A lab-controlled study finds high-fat, low-carb diets to be effective in staving off weight loss. But how about in the real world?
As the co-author of a recent book called Why Calories Count: From Science to Politics, I am well aware of how difficult it is to lose weight.
- When you are dieting and losing weight, you require fewer calories to maintain and move your smaller body, and your metabolism and muscle activity -- and, therefore, your total energy expenditure-slow down.
- To maintain the weight loss, you need to eat less than you did before you began dieting.
But what would happen if you could adjust your diet to keep your energy expenditure from slowing down?
Enter Ebbeling et al in JAMA, with a comprehensive study to address precisely that question. The results of the study and editorial comments on the findings demonstrate how complicated and difficult it is to obtain definitive answers to questions about diet composition and calorie balance.

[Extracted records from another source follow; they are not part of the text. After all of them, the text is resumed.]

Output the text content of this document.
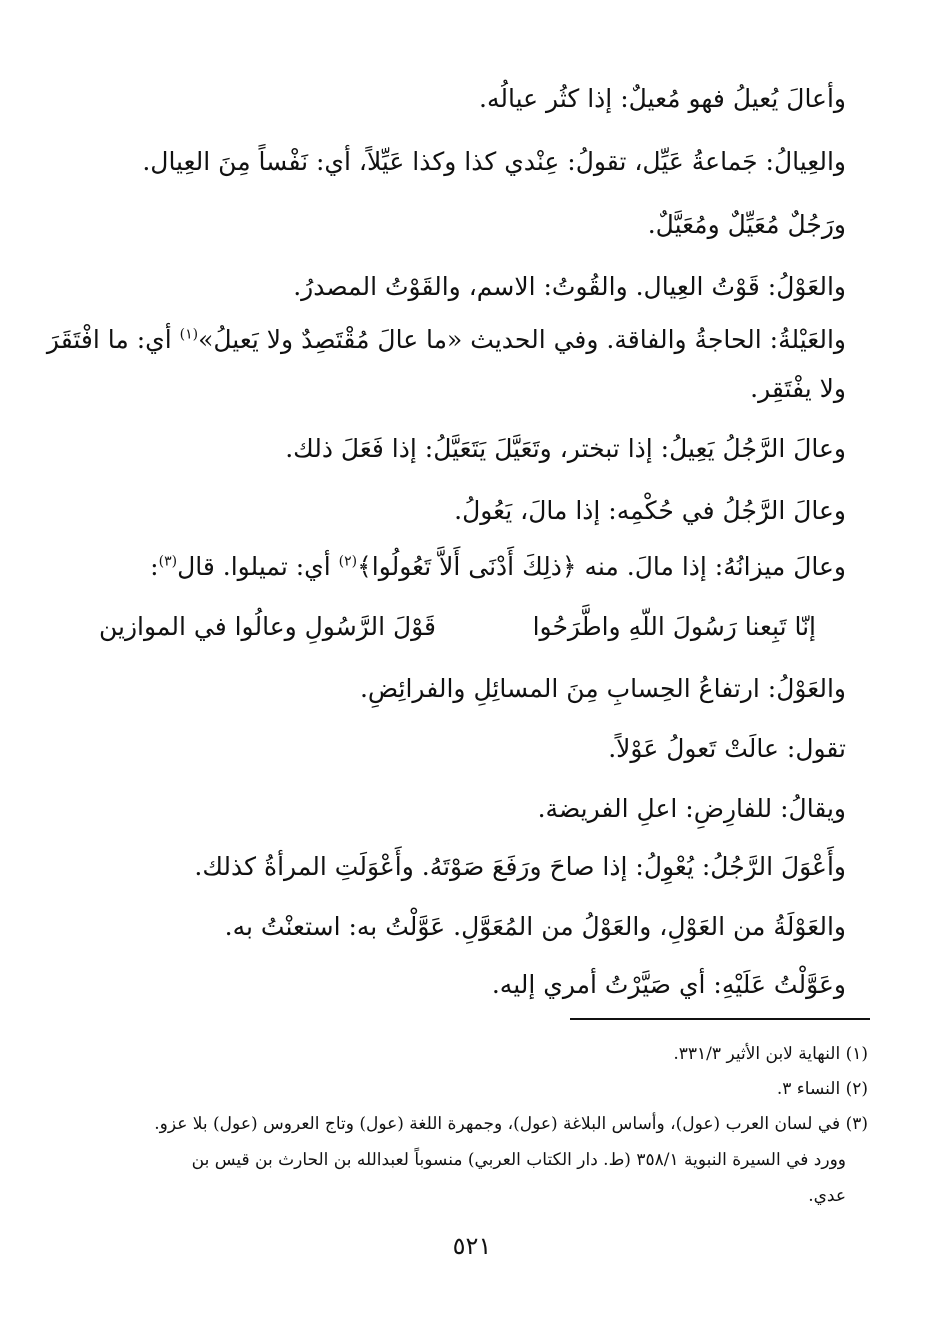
وأعالَ يُعيلُ فهو مُعيلٌ: إذا كثُر عيالُه.
والعِيالُ: جَماعةُ عَيِّل، تقولُ: عِنْدي كذا وكذا عَيِّلاً، أي: نَفْساً مِنَ العِيال.
ورَجُلٌ مُعَيِّلٌ ومُعَيَّلٌ.
والعَوْلُ: قَوْتُ العِيال. والقُوتُ: الاسم، والقَوْتُ المصدرُ.
والعَيْلةُ: الحاجةُ والفاقة. وفي الحديث «ما عالَ مُقْتَصِدٌ ولا يَعيلُ»$^{(١)}$ أي: ما افْتَقَرَ
ولا يفْتَقِر.
وعالَ الرَّجُلُ يَعِيلُ: إذا تبختر، وتَعَيَّلَ يَتَعَيَّلُ: إذا فَعَلَ ذلك.
وعالَ الرَّجُلُ في حُكْمِه: إذا مالَ، يَعُولُ.
وعالَ ميزانُهُ: إذا مالَ. منه ﴿ذلِكَ أَدْنَى أَلاَّ تَعُولُوا﴾$^{(٢)}$ أي: تميلوا. قال$^{(٣)}$:
إنّا تَبِعنا رَسُولَ اللّهِ واطَّرَحُوا
قَوْلَ الرَّسُولِ وعالُوا في الموازين
والعَوْلُ: ارتفاعُ الحِسابِ مِنَ المسائِلِ والفرائِضِ.
تقول: عالَتْ تَعولُ عَوْلاً.
ويقالُ: للفارِضِ: اعلِ الفريضة.
وأَعْوَلَ الرَّجُلُ: يُعْوِلُ: إذا صاحَ ورَفَعَ صَوْتَهُ. وأَعْوَلَتِ المرأةُ كذلك.
والعَوْلَةُ من العَوْلِ، والعَوْلُ من المُعَوَّلِ. عَوَّلْتُ به: استعنْتُ به.
وعَوَّلْتُ عَلَيْهِ: أي صَيَّرْتُ أمري إليه.
(١) النهاية لابن الأثير ٣٣١/٣.
(٢) النساء ٣.
(٣) في لسان العرب (عول)، وأساس البلاغة (عول)، وجمهرة اللغة (عول) وتاج العروس (عول) بلا عزو.
وورد في السيرة النبوية ٣٥٨/١ (ط. دار الكتاب العربي) منسوباً لعبدالله بن الحارث بن قيس بن
عدي.
٥٢١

- The investigators asked whether calorie-controlled diets containing varying amounts of carbohydrate, fat, and protein, and varying in glycemic load (a measure of rapidly absorbable carbohydrates in foods) affected total energy expenditure in obese people who had just lost 10% to 15% of their weight, but were still obese.
- They found that the diet lowest in carbohydrate did not slow down energy expenditure as much as did the low-glycemic index diet, or the one lowest in fat.
- They concluded: "The results of our study challenge the notion that a calorie is a calorie from a metabolic perspective."